Qual é o objecto que tem em sua casa de que gosta mais?

Só um? É impossível, é como estarmos a falar de um pintor, de um compositor ou de um escritor [risos].


Não é isso. A pergunta é: qual é o objecto a que se sente mais ligado?

Depende de tanta coisa. Dos dias, das horas, daquilo que estamos a sentir em cada momento. Mas está bem, aceito o jogo: escolheria este aqui [apontando para uma escultura que está por detrás da sua secretária de trabalho]. É uma escultura da costa pacífica do Canadá, da Colômbia Britânica, dos índios dessa região onde estive entre 1973 e 1974. Escrevi sobre eles “A Via das Máscaras”, que fala sobre esta arte. Para mim, é a arte mais importante de toda a história da humanidade.


Porquê?

É o mesmo que perguntar porque é a arte gótica é tão importante! É uma arte que me diz muito. O que posso dizer mais?


E aquele crocodilo?

Bem não é propriamente um crocodilo [risos]. É um alaúde da Birmânia. Tem três cordas esticadas no ventre e tem a forma de um crocodilo porque na mitologia chinesa é o crocodilo que é o inventor da música. É muito bonito, não é?

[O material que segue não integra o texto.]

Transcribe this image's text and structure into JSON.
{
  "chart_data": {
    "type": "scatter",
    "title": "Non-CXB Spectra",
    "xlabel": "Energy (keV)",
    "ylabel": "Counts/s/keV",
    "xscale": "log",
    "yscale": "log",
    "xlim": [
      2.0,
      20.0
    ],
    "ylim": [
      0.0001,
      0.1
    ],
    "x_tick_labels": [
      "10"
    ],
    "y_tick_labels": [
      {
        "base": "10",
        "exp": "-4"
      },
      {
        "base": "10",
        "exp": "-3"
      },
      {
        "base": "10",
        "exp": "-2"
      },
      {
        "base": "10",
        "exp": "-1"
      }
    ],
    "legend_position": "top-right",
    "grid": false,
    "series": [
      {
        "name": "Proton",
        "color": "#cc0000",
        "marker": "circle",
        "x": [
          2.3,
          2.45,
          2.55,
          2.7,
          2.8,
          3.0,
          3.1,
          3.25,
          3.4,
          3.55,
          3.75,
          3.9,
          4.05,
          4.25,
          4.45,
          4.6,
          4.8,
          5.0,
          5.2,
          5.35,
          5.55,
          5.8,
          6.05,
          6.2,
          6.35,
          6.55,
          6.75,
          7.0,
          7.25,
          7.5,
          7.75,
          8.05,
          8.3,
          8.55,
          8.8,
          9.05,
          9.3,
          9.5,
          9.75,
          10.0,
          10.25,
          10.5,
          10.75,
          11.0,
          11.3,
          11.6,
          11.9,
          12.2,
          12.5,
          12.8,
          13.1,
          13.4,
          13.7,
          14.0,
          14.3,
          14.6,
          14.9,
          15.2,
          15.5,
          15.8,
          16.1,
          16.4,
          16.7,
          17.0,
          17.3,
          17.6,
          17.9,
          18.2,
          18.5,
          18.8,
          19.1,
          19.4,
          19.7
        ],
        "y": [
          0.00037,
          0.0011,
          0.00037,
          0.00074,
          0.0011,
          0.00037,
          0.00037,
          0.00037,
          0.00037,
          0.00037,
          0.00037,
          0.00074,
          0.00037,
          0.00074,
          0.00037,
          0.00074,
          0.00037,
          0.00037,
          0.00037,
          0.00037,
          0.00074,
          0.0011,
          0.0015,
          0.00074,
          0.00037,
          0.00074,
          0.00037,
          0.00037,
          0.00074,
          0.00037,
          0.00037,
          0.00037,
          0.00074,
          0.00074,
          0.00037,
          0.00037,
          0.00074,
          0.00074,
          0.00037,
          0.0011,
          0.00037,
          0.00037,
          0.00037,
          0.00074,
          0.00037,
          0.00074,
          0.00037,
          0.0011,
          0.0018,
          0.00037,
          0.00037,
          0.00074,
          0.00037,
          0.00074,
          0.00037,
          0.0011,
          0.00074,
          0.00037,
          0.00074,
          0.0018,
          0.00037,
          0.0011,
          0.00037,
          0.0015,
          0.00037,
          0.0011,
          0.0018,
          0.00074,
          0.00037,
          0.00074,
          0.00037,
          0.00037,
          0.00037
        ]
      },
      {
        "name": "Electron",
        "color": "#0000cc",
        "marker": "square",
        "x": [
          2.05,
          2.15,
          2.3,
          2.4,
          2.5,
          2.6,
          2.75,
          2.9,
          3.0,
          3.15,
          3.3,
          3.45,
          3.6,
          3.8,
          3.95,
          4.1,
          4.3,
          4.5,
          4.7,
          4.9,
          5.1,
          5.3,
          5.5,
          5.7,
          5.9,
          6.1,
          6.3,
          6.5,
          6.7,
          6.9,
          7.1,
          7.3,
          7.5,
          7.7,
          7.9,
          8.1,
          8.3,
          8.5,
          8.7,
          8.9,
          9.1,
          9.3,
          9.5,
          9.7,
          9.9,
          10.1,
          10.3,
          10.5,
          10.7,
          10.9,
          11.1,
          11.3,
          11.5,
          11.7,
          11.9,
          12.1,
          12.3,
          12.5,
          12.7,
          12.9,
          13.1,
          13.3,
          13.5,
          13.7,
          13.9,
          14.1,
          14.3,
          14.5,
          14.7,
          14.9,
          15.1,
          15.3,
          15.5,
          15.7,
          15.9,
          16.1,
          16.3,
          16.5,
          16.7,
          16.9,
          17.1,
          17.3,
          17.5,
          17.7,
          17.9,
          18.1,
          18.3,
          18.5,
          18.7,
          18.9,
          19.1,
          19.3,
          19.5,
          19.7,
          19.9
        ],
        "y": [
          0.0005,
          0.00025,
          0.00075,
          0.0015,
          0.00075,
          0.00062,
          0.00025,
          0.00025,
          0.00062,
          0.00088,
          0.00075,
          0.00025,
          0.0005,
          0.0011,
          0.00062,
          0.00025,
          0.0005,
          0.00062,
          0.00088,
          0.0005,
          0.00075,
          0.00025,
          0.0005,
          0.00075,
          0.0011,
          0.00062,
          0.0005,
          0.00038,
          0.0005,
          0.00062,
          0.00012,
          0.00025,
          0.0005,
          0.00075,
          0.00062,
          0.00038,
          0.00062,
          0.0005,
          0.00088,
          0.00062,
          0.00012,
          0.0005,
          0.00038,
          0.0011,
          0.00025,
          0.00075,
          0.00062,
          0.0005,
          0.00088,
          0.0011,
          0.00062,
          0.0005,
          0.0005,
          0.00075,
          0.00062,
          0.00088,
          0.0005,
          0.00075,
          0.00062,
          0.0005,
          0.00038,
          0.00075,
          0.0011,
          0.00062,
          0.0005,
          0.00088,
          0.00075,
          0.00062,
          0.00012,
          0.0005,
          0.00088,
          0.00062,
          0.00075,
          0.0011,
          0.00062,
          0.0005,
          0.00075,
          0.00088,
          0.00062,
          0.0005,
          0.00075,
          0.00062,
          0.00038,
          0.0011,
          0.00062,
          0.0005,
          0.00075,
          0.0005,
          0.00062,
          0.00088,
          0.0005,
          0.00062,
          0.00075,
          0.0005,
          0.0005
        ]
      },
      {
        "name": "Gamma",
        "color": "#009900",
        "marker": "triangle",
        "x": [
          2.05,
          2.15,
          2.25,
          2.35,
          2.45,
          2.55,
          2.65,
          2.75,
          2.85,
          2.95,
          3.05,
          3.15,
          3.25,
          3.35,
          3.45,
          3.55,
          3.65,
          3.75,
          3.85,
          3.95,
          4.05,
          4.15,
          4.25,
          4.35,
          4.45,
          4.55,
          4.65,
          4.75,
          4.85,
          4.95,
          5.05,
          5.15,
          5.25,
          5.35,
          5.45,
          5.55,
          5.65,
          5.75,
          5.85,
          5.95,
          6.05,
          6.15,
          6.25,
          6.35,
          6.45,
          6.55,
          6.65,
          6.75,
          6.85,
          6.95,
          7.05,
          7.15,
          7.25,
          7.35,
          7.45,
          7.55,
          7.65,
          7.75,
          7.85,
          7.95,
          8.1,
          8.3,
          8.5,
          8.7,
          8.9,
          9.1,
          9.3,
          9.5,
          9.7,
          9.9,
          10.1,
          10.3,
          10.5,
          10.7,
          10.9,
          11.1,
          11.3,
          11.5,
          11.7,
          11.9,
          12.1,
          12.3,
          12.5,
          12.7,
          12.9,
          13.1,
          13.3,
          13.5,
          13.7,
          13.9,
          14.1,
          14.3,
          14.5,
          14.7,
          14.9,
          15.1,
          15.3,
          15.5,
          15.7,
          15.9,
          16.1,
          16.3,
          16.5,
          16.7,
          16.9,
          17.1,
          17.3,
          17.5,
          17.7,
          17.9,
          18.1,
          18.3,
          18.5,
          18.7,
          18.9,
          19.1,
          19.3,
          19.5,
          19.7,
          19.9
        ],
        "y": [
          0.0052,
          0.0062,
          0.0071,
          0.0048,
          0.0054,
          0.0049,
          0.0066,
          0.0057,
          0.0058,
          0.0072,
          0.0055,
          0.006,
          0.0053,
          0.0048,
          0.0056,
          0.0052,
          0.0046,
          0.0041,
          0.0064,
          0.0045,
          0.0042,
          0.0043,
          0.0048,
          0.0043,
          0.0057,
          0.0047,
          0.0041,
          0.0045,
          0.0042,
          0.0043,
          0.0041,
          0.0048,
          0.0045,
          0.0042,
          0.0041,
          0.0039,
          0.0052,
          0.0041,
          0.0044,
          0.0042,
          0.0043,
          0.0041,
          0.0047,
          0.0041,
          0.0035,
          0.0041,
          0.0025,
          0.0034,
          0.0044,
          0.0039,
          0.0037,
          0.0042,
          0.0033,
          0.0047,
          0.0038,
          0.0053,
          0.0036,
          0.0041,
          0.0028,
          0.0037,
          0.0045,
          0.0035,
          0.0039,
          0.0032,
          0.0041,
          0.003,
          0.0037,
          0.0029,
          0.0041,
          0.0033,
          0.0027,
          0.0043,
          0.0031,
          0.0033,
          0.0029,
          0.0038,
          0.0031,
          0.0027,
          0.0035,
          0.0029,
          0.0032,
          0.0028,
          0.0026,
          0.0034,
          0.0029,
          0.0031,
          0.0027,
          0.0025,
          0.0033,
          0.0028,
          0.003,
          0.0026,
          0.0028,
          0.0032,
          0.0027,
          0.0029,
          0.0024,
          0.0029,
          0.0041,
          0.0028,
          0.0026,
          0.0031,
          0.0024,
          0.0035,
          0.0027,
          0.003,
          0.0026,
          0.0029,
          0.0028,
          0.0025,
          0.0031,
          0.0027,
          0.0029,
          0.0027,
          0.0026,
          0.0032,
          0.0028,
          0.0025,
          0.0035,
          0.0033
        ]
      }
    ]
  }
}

Nas expedições que fez deve ter dado de caras com muitos crocodilos verdadeiros. Nunca teve medo?

Só mais tarde. Na hora dos perigos não.


Porquê? Diz-se que era muito “naïf”. E hoje?

Espero bem que sim e acho que é bastante útil continuar “naïf”.


E aquela grande pintura que está por cima do alaúde, que aparece em todas as entrevistas que já deu?

É uma pintura tibetana, mas nunca fui ao Tibete. Encontrei-o num antiquário em Paris...


... aliás, quando era jovem gastava uma boa parte do seu pouco dinheiro nos antiquários...

... e depois ia com os meus amigos surrealistas. Curiosamente, acho que é a primeira vez que falo disso. A minha amizade com Breton está muito ligada a esta pintura. De facto, ele nunca se interessou pela arte tibetana. Foi quando a comprei — por um preço absolutamente irrisório porque era muito grande e ninguém a queria [risos] — que Breton, depois de a ver, se começou a interessar pela arte tibetana. Alguns dias depois, dei com ele a comprar os primeiros objectos tibetanos que, julgo, ainda existem na sua casa.